The family had seen some of the body-camera footage that captured the shooting, but Romanucci said they still had many questions about how the attempted arrest and shooting unfolded.
'If that event were as clear as what's being portrayed, we wouldn't be standing at this podium right now,' he said.
Although an order from a Cook County judge prohibits the release of the body-worn camera footage pending trial for two people who are in custody in connection with the shooting, Romanucci suggested that the order could be modified at the request of CPD and the Cook County state's attorney's office.
'The shooting incident remains under the jurisdiction of the Civilian Office of Police Accountability,' Chicago police said after the news conference. 'The officer involved will remain on routine administration duties.'
The state's attorney's office immediately responded to a request for comment.
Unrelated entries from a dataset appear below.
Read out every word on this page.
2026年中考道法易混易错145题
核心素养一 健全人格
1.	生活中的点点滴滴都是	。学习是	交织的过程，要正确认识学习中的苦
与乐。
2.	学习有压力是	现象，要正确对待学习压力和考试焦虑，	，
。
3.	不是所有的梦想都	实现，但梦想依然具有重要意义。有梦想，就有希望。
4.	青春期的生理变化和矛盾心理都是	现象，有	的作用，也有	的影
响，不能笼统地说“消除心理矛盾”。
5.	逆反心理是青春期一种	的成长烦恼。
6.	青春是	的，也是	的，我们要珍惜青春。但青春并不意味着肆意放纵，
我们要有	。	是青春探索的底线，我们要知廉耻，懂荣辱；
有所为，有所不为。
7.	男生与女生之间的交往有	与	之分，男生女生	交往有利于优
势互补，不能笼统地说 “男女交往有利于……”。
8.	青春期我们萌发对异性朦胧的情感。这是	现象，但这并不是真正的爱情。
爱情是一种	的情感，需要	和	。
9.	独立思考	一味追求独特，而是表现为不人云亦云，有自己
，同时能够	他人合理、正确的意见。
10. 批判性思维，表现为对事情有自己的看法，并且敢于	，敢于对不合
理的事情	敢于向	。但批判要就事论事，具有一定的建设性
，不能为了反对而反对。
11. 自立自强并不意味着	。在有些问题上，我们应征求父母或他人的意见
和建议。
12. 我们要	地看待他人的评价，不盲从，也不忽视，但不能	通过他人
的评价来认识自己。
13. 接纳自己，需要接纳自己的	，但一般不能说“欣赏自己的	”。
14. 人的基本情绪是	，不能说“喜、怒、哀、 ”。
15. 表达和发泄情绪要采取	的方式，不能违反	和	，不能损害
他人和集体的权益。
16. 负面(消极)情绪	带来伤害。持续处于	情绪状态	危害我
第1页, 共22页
The Cook County medical examiner's office ruled Rivera's death a homicide by gunshot wound to the back. The Tribune has requested a copy of the full autopsy report, though it's not yet finalized, according to the medical examiner. A CPD incident report from the night of the shooting said Rivera was shot in her left flank.
In a short, emotional statement, Yolanda Rivera said she would continue to care for her granddaughter as she mourned her daughter, whom she described as 'the light of my life.'
'We spoke every single day,' she said. 'She was the one that I turned to for comfort, for laughter, for strength. There wasn't a part of my world that didn't include her.'
Fatal friendly fire involving CPD officers is exceedingly rare. City records show Rivera was the first Chicago cop in nearly four decades to die by a colleague's bullet.
In September 1986, Jay Brunkella, a 39-year-old tactical officer in the Rogers Park District (24th), was among a team of officers conducting surveillance on a longtime marijuana dealer who operated north of Howard Street.
Brunkella, an 18-year department veteran, and his partner left their post and tried to take the man into custody. With his police radio in one hand and his pistol in the other, Brunkella's partner struggled to arrest the suspect. During the scuffle, the partner's gun discharged and a bullet struck Brunkella in the chest.
He died 12 days later, and the drug dealer was charged with felony murder. A jury later found him guilty and he was sentenced to 20 years in prison.
Two jurors, however, soon contacted the judge who oversaw the case to say the conviction was wrong. Three CPD officers told the judge that the officer who shot Brunkella had shot and wounded another CPD officer years earlier, the Tribune reported at the time.
Cook County court records show the man appealed his conviction to the state appellate court but was denied.
Though two men now face an array of weapons and narcotics charges in connection with the shooting of Krystal Rivera, neither faces a count of murder in her death.
A Cook County judge last month granted a motion from the Cook County state's attorney's office that prohibits any city agency from releasing materials related to the shooting — officer body-worn camera and other memoranda — as those criminal cases are pending. Similar orders are often entered in criminal cases that stem from police shootings, and those orders are lifted once a case is adjudicated.
Matt McGrath, a spokesman for the state's attorney's office, said in a statement last month that said the motion is standard in criminal cases.
'To clarify, the motion to shield body-worn camera footage in this case is standard and related to the ongoing criminal prosecution of two defendants charged with serious felony gun and narcotics possession offenses — neither of whom is a police officer,' McGrath said in the statement.